SMT off fixing it is a good clue. It heavily points to the problem being within ...

foota · on Oct 8, 2023

Some state being in the CPU or kernel? I guess if you have per core state in the kernel that's only accessed by that core, then you're safe to modify it without locking, but this isn't the case for data shared between hyperthreads of a core?

AnotherGoodName · on Oct 8, 2023

Within the CPU core (terminology here gets awkward). Spectre in its simplest to exploit form used the fact that the branch prediction based state wasn't completely cleared between running different threads on the CPU and led to a really easy timing attack. Time your own code to see which way the branch of the previous code likely went. There's a lot of CVE's around this but that's the simplest case.

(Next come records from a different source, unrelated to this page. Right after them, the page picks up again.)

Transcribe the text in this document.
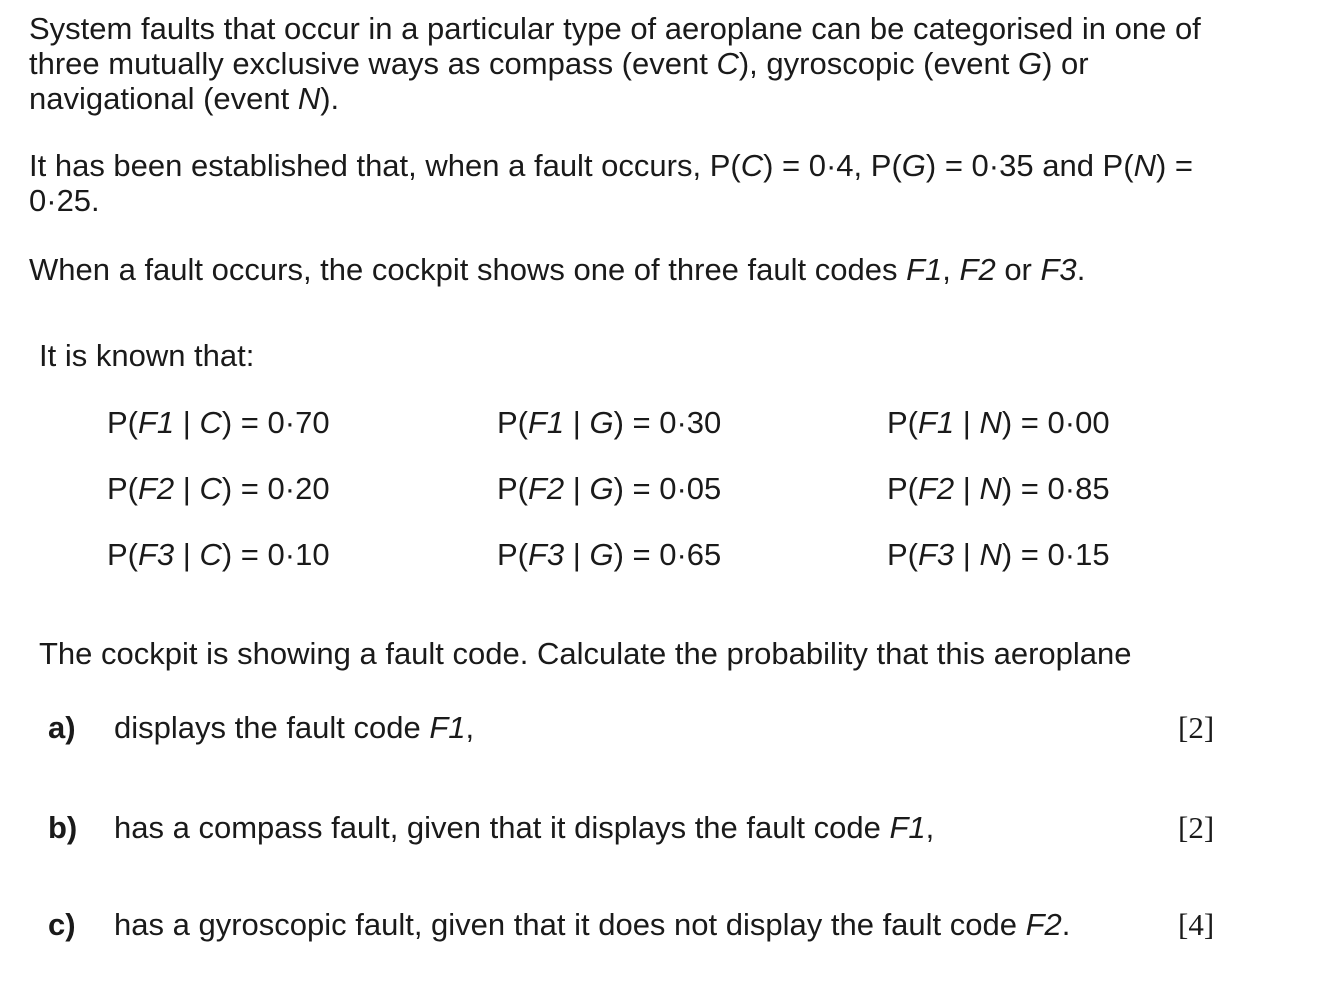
System faults that occur in a particular type of aeroplane can be categorised in one of three mutually exclusive ways as compass (event C), gyroscopic (event G) or navigational (event N).

It has been established that, when a fault occurs, P(C) = 0·4, P(G) = 0·35 and P(N) = 0·25.

When a fault occurs, the cockpit shows one of three fault codes F1, F2 or F3.

It is known that:

P(F1 | C) = 0·70	P(F1 | G) = 0·30	P(F1 | N) = 0·00
P(F2 | C) = 0·20	P(F2 | G) = 0·05	P(F2 | N) = 0·85
P(F3 | C) = 0·10	P(F3 | G) = 0·65	P(F3 | N) = 0·15

The cockpit is showing a fault code. Calculate the probability that this aeroplane

a) displays the fault code F1,	[2]
b) has a compass fault, given that it displays the fault code F1,	[2]
c) has a gyroscopic fault, given that it does not display the fault code F2.	[4]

The mitigations work by making sure to clear everything they can when the CPU switches contexts. This includes clearing loaded local CPU cache, clearing the branch prediction table, clearing all speculative execution entries. The mitigations likely avoid a crash by clearing something that should be cleared between context switches in all cases. As in the mitigations likely accidentally fix this. Which is a good clue. It'd be nice if the mitigations were more fine grained than all or nothing so we could turn on the mitigations one by one but the microcode is not open so we can't do this :(.

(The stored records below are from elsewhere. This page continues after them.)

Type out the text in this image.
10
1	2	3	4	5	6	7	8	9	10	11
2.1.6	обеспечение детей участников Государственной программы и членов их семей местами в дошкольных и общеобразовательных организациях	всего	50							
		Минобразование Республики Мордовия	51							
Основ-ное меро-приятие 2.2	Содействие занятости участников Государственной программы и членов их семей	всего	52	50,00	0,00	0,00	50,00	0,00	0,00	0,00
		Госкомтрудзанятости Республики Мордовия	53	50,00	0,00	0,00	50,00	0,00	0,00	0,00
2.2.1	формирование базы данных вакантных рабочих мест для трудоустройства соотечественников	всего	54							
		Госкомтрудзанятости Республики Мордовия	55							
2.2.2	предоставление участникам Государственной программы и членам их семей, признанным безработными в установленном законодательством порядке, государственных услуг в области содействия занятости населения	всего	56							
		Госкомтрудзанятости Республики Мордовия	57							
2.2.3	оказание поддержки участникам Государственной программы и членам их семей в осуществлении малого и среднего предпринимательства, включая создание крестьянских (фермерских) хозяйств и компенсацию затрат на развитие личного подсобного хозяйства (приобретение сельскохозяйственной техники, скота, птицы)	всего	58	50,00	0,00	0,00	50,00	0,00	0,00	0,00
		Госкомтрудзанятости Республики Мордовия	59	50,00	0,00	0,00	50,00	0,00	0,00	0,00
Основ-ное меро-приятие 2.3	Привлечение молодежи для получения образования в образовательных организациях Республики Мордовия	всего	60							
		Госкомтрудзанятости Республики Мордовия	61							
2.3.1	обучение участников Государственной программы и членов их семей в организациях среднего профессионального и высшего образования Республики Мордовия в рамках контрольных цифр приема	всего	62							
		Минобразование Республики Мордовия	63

vlovich123 · on Oct 8, 2023

Is it likely the issue is within the Linux kernel itself or within the microcode for the CPU?

AnotherGoodName · on Oct 9, 2023

I'm going to say microcode until someone reproduces on a completely different architecture :).

jdiff · on Oct 9, 2023

A lot of these mitigations are joint efforts between the kernel and CPU, and the mitigations kernel parameter isn't a binary on/off, you can configure individual mitigations. It's not a single flag that does signals the microcode to do spooky proprietary things.